Abramovitch’s script leaves much to be desired, forget the fact that it just isn’t funny. We can see all of Sid’s repercussions coming --- and the subplot of Fisk as the bumbling attorney has been done so many times before --- and with much greater success. It is retread material and utterly annoying.
The ending of EAT WHEATIES! is the only saving grace. Tom and Janet have their baby --- Janet is not nearly as mean --- even asking Sid to be the godfather. Wendy and Sid look like they might end up together. And oh --- wait for it --- all of Sid’s messages finally reach Elizabeth and she’s thrilled to hear from him. Please shoot me ---
Opinion: Don’t Bother!
There are a couple of reasons to watch EAT WHEATIES! All the way to the end --- but just barely. One is to see if the nebbish protagonist, Sid Straw (Tony Hale), actually makes it to the college reunion he once co-chaired, and two is to see if actress Elizabeth Banks shows up at any point in time.

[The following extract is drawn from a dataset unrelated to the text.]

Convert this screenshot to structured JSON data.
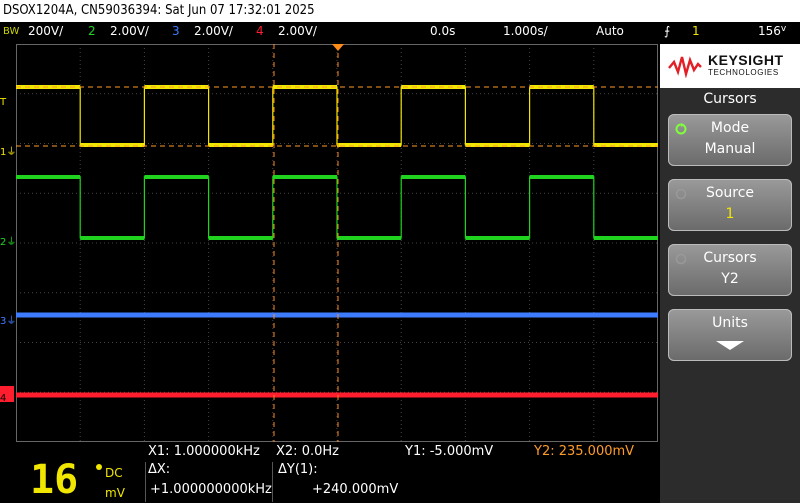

EAT WHEATIES! isn’t an awful film, it just suffers from a dearth of laughs. The cast is made up of some veteran actors noted mostly for television roles, names --- along with Hale --- like Elisha Cuthbert, Alan Tudyk and Sarah Chalke. They do what they can with the script by writer/producer/first-time director Scott Abramovitch based on the book “The Locklear Letters” by Michael Kun.
The standout performance for me is Paul Walter Hauser, so good in Clint Eastwood’s RICHARD JEWELL (2019), here portraying blundering attorney James Fisk who manages to successfully represent his client, Sid Straw. Hauser is well suited to play the underdog that audiences want to root for and his daffy wife, Carla (Sugar Lyn Beard), adds a measure of fun to the ludicrous environment (he interviews clients at a desk in his living room adjacent to Carla and their kids). Three other small but solid performances come from Danielle Brooks, who plays Wendy, a caring waitress at the restaurant where Sid is a regular, Gita Reddy, the judge in Sid’s case, and Lamorne Morris as a co-worker.
Hale plays the put-upon loner well enough. His character is so inept at social media, i.e., Facebook, that he is served with a TRO (Temporary Restraining Order) because Elizabeth Banks’ agent played by Chalke
considers him a stalker. The storyline about constantly texting Banks for an autographed picture, imploring her to be at their University of Pennsylvania reunion, etc., and signing off every communique with “Eat Wheaties” can only stretch so far.
One flaw in the writing has the recently fired Sid accepting a VP of Sales & Marketing position only to lose it when the hiring company learns of his TRO. He interviews several attorneys to clear the slate for him, but he can’t afford their hourly rate. That’s how he ends up with Fisk. In reality, he probably could have borrowed the money from his parents. This is the type of script that makes Jeanne cringe because people are so inept or behave in an inane manner. Bottom line: EAT WHEATIES! is amiable enough to catch at home --- but that’s it.